Harbor Nocturne  by  Joseph Wambaugh

Mysterious Press

        Joseph Wambaugh has been heralded as the “father of the modern police novel.”  In his latest book, Harbor Nocturne, he reminds us why he deserves that title.  Set in San Pedro, a district in southern Los Angeles, the plot focuses primarily on a young immigrant woman named Lita Medina and a longshoreman named Dinko Babitch.  When their paths cross in a Hollywood nightclub, both of their lives will be inexorably changed as they are dragged into the dark underworld of human trafficking following the disappearance of one of the dancers in the club and the discovery of more than a dozen bodies in a shipping container.

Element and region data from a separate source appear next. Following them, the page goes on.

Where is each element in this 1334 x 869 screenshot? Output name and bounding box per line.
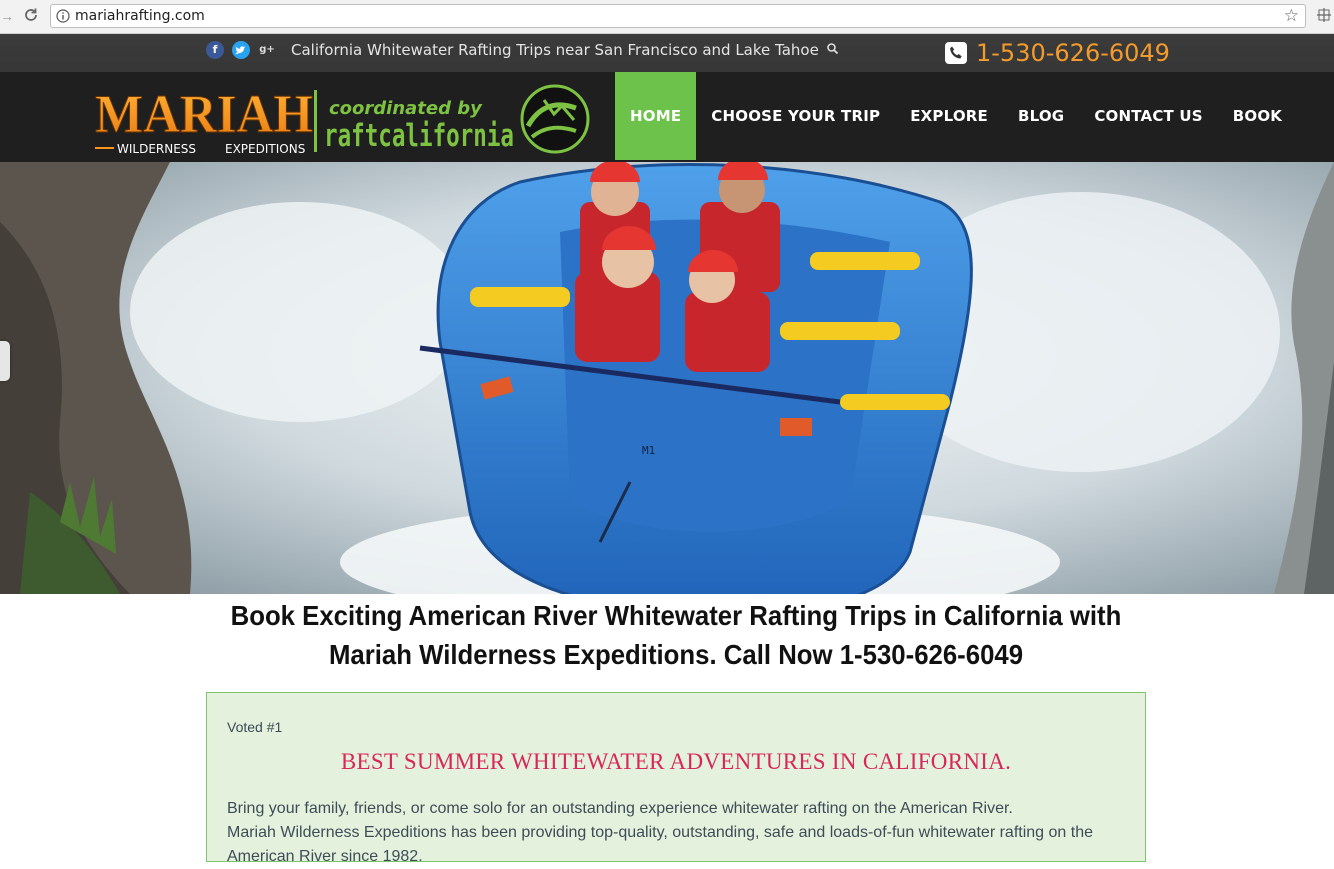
top-info-bar: f g+ California Whitewater Rafting Trips… (0, 34, 1334, 72)
logo-brand: MARIAH (95, 84, 313, 144)
reload-icon[interactable] (22, 6, 40, 24)
info-icon[interactable] (56, 9, 70, 23)
bookmark-star-icon[interactable]: ☆ (1284, 6, 1299, 26)
headline-line-1: Book Exciting American River Whitewater … (230, 600, 1122, 631)
browser-toolbar: → mariahrafting.com ☆ (0, 0, 1334, 34)
promo-box: Voted #1 BEST SUMMER WHITEWATER ADVENTUR… (206, 692, 1146, 865)
nav-blog[interactable]: BLOG (1003, 72, 1079, 160)
rafting-photo: M1 (0, 162, 1334, 594)
google-plus-icon[interactable]: g+ (258, 41, 276, 59)
phone-icon (945, 42, 967, 64)
site-tagline: California Whitewater Rafting Trips near… (291, 41, 819, 59)
site-header: f g+ California Whitewater Rafting Trips… (0, 34, 1334, 162)
main-menu: HOME CHOOSE YOUR TRIP EXPLORE BLOG CONTA… (615, 72, 1297, 162)
header-phone[interactable]: 1-530-626-6049 (945, 39, 1170, 67)
promo-title: BEST SUMMER WHITEWATER ADVENTURES IN CAL… (340, 749, 1012, 774)
headline-line-2: Mariah Wilderness Expeditions. Call Now … (328, 639, 1024, 670)
hero-image: M1 (0, 162, 1334, 594)
site-logo[interactable]: MARIAH WILDERNESS EXPEDITIONS coordinate… (92, 82, 592, 156)
nav-home[interactable]: HOME (615, 72, 697, 160)
main-navbar: MARIAH WILDERNESS EXPEDITIONS coordinate… (0, 72, 1334, 162)
twitter-icon[interactable] (232, 41, 250, 59)
back-arrow-icon[interactable]: → (0, 8, 14, 24)
logo-sub-left: WILDERNESS (117, 142, 196, 156)
promo-body: Bring your family, friends, or come solo… (227, 797, 1127, 869)
logo-sub-right: EXPEDITIONS (225, 142, 305, 156)
search-icon[interactable] (826, 42, 840, 56)
side-feedback-tab[interactable] (0, 341, 10, 381)
nav-book[interactable]: BOOK (1218, 72, 1297, 160)
logo-coordinated: coordinated by (329, 98, 483, 119)
address-bar[interactable]: mariahrafting.com ☆ (50, 4, 1306, 28)
promo-line-2: Mariah Wilderness Expeditions has been p… (227, 824, 1093, 841)
facebook-icon[interactable]: f (206, 41, 224, 59)
phone-number[interactable]: 1-530-626-6049 (976, 39, 1170, 67)
promo-line-1: Bring your family, friends, or come solo… (227, 800, 1013, 817)
nav-contact-us[interactable]: CONTACT US (1079, 72, 1217, 160)
extension-icon[interactable] (1316, 7, 1332, 23)
url-text[interactable]: mariahrafting.com (75, 8, 205, 24)
nav-choose-your-trip[interactable]: CHOOSE YOUR TRIP (696, 72, 895, 160)
page-headline: Book Exciting American River Whitewater … (192, 596, 1160, 674)
voted-label: Voted #1 (227, 719, 283, 735)
raft-tag: M1 (642, 444, 655, 457)
nav-explore[interactable]: EXPLORE (895, 72, 1003, 160)
logo-partner: raftcalifornia (324, 118, 514, 154)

This book also features the return of many of the characters of the Hollywood Station series.  The author takes us on a whirlwind tour of the stranger places in Los Angeles with familiar characters like Flotsam and Jetsam, the Unicorn, Hollywood Nate, and several new members of the crew.  Wambaugh takes what could be one-note quirky characters and develops them into rich, full people that make us laugh with their jokes and ache at their pain.  He grants us a glimpse into the lives of the officers patrolling the streets through their superstitions and the varied ways of dealing with difficult or tragic situations like no other author could.

Blending humor, violence, love, tragedy, and suspense, Wambaugh crafts a flawless tale that is not to be missed.  The patrol scenes with various members of the Hollywood Station are so real you would swear you were sitting in the back seat of the squad car.  The love story never feels sappy or tacked on, but is instead, shockingly human and richly realized.  As the seemingly unrelated stories knit together, the pages will fly by until the dramatic and heart-wrenching conclusion.  While it is still early, I have no reservation in saying that this will rank in my top novels of 2012.  If you are looking to start your summer reading off with a bang, be the first in line to grab this book.